Tuesday, September 13, 2005

Nausea

Eep. It's been a really, really long time since I've posted. And now I'm all tongue-tied, and it's hard to make the words come out. I told myself that today I would just put up the fragment of a post I wrote more than a month ago, and then tomorrow I will be braver and stronger and start again trying to make more words on the screen.

By the way, the nausea is still, at 14 1/2 weeks, not entirely gone. But it is way, way better, and I'm duly grateful.


July 27, 2005

In a perverse way, it seems easier to write when one doesn't have anything in particular to write about. Then it's just playing with words, following one's nose, until maybe something develops. Or maybe it doesn't. But then that just leaves more space to write something, anything, as soon as a fragment of an idea arrives.

When there is not only a thing to write about, but a Big Thing, it suddenly seems to get heavier and more difficult. I suppose it has to do the nagging feeling that one can't possibly do justice to the topic with anything less than a bildungsroman-meets-doctoral-thesis to the tune of 1500 heavily footnoted pages. Well, and then there's how a Big Topic gets all kind of murky and boggy and inchoate in spots, especially if it's emotionally laden. There's just not a nice, clean, crisp, dry way to get from here to there. Every attempt to write passages in one's head seems to end with getting stuck up to the chin in a morass of intellectual complexity and mixed feelings.

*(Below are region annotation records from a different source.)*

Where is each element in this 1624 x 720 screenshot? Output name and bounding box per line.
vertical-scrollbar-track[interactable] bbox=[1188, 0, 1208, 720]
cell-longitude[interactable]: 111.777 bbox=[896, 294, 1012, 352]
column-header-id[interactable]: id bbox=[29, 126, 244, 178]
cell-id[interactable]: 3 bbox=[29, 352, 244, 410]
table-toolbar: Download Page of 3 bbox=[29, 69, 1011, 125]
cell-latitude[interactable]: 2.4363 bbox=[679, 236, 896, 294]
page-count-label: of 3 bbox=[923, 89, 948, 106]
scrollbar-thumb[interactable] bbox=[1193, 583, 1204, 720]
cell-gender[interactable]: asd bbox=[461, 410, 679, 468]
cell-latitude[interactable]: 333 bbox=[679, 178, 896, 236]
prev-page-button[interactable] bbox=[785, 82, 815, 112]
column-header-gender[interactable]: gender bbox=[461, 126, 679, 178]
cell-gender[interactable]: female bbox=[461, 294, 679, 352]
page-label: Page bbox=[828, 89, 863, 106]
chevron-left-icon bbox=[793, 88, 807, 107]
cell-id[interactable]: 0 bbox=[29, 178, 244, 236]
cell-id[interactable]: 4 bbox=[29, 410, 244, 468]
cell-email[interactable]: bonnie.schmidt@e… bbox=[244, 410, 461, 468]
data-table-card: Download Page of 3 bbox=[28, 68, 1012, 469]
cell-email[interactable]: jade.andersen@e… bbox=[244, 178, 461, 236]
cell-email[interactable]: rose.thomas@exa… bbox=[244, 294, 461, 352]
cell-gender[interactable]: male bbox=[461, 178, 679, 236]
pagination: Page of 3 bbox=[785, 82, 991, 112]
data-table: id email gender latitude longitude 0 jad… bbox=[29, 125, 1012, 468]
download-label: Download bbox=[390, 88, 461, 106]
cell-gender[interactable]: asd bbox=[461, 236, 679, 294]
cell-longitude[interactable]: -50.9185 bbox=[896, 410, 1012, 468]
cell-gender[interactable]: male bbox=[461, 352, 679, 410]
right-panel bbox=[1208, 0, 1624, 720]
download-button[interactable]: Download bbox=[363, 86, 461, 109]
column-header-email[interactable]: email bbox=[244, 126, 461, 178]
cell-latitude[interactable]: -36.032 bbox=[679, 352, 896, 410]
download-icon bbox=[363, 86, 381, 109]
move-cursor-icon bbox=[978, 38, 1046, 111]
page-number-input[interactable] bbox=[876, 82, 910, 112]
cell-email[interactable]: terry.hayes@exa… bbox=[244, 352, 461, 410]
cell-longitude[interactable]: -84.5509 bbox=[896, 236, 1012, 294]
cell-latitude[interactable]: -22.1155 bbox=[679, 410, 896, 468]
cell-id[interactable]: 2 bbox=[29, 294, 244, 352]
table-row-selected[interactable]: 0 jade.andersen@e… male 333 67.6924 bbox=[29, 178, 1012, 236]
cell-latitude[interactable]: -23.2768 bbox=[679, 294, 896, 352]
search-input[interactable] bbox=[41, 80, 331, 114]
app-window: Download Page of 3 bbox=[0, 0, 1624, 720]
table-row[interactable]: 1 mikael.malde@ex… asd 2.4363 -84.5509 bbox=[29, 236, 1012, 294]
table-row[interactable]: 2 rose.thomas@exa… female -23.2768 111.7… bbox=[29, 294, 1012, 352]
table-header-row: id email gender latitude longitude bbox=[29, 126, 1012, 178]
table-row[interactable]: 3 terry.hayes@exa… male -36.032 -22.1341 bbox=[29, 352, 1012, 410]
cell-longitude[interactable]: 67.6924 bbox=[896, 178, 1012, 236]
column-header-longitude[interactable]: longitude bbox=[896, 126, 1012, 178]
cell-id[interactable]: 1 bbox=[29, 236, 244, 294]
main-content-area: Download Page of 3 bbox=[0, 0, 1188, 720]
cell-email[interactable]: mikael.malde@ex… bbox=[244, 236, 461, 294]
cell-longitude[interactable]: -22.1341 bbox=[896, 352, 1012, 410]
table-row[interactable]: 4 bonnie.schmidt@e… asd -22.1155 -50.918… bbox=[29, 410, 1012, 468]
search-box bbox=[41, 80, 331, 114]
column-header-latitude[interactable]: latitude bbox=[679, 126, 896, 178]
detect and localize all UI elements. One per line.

It wouldn't be so bad if one could just write about other things in the meanwhile. But there's something about the Big Topic that traps a person's mind in a useless high-rev, wheels spinning, burning lots of gas, getting nowhere. It happened to me before when I was trying to figure out a way to write about my struggles with chronic fatigue syndrome. I didn't write for two weeks as my mind spun and spun. Finally I was able to find the wisdom (or luck, or fatigue) just to give it up--telling myself a soothing story about how someday I would really sit down and write about it, just not now--and then start writing again about something else.

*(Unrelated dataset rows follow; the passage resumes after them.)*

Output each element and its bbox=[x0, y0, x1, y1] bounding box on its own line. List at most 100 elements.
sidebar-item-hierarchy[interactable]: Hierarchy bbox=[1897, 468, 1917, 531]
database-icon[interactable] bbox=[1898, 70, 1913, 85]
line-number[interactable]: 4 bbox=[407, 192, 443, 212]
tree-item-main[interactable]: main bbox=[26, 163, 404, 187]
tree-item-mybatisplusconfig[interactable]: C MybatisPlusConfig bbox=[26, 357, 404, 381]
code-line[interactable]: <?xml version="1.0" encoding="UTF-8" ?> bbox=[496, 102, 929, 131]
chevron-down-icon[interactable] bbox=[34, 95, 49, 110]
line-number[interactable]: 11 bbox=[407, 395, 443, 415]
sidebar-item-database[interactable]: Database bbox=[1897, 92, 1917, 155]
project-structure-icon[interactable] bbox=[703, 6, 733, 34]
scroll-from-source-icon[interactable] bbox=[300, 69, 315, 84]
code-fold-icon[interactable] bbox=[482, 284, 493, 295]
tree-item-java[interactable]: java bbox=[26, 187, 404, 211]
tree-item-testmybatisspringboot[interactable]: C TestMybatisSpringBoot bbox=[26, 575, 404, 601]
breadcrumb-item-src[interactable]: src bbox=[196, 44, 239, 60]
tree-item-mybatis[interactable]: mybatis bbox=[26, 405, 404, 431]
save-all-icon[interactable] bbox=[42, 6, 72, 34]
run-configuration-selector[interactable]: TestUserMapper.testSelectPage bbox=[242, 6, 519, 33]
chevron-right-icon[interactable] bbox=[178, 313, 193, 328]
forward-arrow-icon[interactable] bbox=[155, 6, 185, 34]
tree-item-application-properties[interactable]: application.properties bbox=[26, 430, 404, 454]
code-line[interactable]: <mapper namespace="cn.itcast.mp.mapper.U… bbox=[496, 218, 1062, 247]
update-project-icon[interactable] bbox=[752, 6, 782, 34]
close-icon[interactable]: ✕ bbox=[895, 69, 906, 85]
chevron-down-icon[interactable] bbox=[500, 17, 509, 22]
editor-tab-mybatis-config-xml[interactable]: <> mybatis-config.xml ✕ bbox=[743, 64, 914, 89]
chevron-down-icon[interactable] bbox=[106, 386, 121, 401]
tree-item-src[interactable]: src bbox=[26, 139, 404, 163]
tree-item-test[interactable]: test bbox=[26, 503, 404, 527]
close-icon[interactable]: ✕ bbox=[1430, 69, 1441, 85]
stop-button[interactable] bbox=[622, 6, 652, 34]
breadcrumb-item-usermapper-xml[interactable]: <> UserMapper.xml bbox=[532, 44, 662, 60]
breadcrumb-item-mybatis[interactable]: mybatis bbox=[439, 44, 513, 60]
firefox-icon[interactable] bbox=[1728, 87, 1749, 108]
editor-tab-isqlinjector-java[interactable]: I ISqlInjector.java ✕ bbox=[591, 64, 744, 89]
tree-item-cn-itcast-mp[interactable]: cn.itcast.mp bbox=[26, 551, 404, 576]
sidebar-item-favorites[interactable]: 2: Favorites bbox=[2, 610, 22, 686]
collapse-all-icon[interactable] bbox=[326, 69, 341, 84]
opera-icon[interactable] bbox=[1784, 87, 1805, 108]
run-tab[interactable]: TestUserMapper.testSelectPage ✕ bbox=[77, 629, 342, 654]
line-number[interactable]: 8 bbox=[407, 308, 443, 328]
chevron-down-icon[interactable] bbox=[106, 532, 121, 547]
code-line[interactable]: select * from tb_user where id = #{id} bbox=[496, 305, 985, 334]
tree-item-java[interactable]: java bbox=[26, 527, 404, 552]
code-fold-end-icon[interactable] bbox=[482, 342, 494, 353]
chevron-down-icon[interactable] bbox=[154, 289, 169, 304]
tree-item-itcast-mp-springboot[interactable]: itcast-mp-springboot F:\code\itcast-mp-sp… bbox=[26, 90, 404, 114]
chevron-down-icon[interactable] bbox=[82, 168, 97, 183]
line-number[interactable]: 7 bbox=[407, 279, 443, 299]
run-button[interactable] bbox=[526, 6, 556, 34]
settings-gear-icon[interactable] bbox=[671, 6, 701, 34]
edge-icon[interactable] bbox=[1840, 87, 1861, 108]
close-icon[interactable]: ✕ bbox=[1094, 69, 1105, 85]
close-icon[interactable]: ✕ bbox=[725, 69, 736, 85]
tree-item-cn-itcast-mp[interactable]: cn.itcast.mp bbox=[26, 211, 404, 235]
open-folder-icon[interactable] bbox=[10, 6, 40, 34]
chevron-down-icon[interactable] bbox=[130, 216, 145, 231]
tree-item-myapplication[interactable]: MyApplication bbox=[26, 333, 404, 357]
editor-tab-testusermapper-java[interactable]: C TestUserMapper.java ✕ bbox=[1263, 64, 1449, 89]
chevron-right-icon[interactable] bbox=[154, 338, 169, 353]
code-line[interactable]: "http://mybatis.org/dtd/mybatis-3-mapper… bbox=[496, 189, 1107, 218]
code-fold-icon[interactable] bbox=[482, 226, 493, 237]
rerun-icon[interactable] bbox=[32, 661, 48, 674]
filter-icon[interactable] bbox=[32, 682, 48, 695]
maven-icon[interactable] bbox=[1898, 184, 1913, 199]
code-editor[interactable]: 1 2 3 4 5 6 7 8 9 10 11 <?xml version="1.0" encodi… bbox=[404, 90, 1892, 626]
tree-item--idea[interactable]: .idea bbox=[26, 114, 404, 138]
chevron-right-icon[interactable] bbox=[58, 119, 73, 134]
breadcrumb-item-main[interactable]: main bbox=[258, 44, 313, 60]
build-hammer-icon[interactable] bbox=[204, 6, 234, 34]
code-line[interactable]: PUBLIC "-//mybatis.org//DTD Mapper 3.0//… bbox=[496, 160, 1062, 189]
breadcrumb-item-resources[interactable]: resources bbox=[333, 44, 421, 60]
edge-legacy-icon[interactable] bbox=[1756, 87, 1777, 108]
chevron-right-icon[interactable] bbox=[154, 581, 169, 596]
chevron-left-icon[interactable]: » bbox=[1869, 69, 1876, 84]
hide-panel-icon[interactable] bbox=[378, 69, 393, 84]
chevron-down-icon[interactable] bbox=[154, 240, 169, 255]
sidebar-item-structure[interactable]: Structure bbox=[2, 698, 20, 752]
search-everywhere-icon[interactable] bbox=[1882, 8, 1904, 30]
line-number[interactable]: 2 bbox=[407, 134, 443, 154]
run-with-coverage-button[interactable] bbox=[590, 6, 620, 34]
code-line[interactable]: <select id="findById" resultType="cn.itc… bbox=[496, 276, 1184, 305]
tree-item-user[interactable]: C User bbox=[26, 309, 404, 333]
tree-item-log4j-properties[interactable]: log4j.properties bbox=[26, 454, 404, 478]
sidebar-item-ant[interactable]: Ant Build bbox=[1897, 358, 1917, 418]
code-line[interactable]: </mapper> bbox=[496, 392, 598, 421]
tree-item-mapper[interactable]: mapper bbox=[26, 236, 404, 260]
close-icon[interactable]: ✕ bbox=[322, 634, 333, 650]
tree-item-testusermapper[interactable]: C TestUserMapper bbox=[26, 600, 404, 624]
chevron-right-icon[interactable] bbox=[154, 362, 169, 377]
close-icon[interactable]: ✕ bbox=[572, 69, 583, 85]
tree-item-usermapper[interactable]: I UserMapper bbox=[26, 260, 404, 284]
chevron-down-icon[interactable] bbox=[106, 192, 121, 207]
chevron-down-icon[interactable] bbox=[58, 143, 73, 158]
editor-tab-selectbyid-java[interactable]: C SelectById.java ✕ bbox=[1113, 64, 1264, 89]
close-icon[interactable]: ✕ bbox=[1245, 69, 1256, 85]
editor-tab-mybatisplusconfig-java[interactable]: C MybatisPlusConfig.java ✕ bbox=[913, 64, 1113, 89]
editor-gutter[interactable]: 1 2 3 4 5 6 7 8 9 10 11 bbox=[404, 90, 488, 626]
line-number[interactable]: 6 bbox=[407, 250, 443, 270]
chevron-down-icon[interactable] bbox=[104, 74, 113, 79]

This time my wheel-spinning has had a somewhat different quality, but the ultimate result has been pretty much the same. So here's the Big Thing. I'm pregnant. Newly-ish. It will be 8 weeks tomorrow (in that kooky teleological way they count it, from the first day of your last menstrual period, as if from the moment you started bleeding, you were somehow destined to conceive 14 days later). We'd been trying, so it's neither undesired nor unplanned. It's still managed to feel surprising, though. I had begun in earnest to come around to accepting the idea that Cassie might well never get a sibling. (After all, I'm 39 and counting, and fertility starts going down fairly steeply around age 35, and it had taken 2 years to get pregnant with Cassie, and that was 4 years ago, and, and, and... )

One of the things about pregnancy besides the somehow inescapable mind-blowing-ness of it is the morning sickness. Sometimes the nausea is so big in my consciousness, it feels like anything else I think or feel has to squeeze through around the edges of it. The whole center of my mind is taken up with this big, uncomfortably overinflated balloon of queasiness.